Reputation: 21
I have 5 different processes running on different virtual machines (VMs) on EC2 creating 5 different files (f1.txt, f2.txt, f3.txt, f4.txt, f5.txt). These VMs are started at roughly the same time but will finish at different times.
~ wait for these 5 files to be written out
~ merge them and create a new file e.g. f.txt = f1.txt + f2.txt + f3.txt + f4.txt + f5.txt
~ Questions: # How can I determine when all 5 files are ready and written out? # Can I use s3cat or some similar command line tool to do that?

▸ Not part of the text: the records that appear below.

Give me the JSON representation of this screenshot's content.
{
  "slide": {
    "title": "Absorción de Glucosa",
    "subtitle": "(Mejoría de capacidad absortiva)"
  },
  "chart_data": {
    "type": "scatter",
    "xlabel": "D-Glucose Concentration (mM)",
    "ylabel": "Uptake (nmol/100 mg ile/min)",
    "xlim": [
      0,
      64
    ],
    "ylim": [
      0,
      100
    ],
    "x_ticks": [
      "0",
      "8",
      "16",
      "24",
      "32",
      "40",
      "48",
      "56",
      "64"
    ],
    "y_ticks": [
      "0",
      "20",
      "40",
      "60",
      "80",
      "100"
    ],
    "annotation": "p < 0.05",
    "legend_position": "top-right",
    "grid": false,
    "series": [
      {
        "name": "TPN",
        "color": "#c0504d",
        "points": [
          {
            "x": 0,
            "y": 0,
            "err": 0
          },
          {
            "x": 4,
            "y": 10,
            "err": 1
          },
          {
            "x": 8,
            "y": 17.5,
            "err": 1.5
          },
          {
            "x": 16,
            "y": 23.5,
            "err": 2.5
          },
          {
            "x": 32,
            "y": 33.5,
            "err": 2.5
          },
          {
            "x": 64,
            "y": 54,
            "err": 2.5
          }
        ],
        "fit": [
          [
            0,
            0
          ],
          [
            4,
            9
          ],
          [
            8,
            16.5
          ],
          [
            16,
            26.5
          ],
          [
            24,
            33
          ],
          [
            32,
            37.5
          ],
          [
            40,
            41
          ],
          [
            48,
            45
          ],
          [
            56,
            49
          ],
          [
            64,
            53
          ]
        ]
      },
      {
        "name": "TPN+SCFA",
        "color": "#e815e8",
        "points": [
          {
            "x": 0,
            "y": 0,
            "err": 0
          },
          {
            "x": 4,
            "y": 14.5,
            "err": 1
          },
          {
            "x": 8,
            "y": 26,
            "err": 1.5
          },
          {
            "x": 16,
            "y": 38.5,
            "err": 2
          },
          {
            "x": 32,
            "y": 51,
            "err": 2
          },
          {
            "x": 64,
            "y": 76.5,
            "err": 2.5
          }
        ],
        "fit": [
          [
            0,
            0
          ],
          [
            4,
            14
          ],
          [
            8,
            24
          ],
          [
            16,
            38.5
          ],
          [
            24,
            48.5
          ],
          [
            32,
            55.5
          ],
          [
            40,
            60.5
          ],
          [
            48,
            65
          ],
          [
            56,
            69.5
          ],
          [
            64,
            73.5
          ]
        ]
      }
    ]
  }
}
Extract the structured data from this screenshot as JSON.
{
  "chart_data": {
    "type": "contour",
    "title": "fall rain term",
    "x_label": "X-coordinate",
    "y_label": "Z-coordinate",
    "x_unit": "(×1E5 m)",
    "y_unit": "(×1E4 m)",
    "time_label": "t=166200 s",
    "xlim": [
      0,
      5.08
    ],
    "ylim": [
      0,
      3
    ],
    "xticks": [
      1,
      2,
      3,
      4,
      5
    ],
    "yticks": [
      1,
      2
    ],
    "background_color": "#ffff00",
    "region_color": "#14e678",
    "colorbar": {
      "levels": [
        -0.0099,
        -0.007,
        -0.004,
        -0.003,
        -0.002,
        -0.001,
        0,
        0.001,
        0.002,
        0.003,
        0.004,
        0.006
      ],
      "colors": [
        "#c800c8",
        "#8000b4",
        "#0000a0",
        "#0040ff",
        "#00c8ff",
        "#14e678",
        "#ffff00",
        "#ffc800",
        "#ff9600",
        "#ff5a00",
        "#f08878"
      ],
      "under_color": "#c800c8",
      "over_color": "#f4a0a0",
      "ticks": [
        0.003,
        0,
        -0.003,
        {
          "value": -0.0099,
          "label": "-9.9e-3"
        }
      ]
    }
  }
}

Does s3cat have similar semantics to Unix cat e.g. cat s3://mybucket/f1.txt > s3://mybucket/f.txt cat s3://mybucket/f2.txt >> s3://mybucket/f.txt cat s3://mybucket/f3.txt >> s3://mybucket/f.txt cat s3://mybucket/f4.txt >> s3://mybucket/f.txt cat s3://mybucket/f5.txt >> s3://mybucket/f.txt
Their examples on GitHub didn’t show this use case.
The output file generated (f.txt) is for use by a downstream process.
Upvotes: 2
Views: 2101
Reputation: 12945
I think you want to use multipart uploads, instead of uploading a bunch of files and catting them
Upvotes: 0
Reputation: 2046
If you know the names of the keys you are using for the 5 files you are uploading, you can just poll for them. If you know python, boto is a great module for interfacing with s3 and would make handling the above a cinch. Also, s3 does guarantee that a file won't appear to other clients until it has been completely uploaded so you don't have to worry about reading partial files.
Boto is also a good way to concatenate the output if you are already using it check for the files.
Upvotes: 1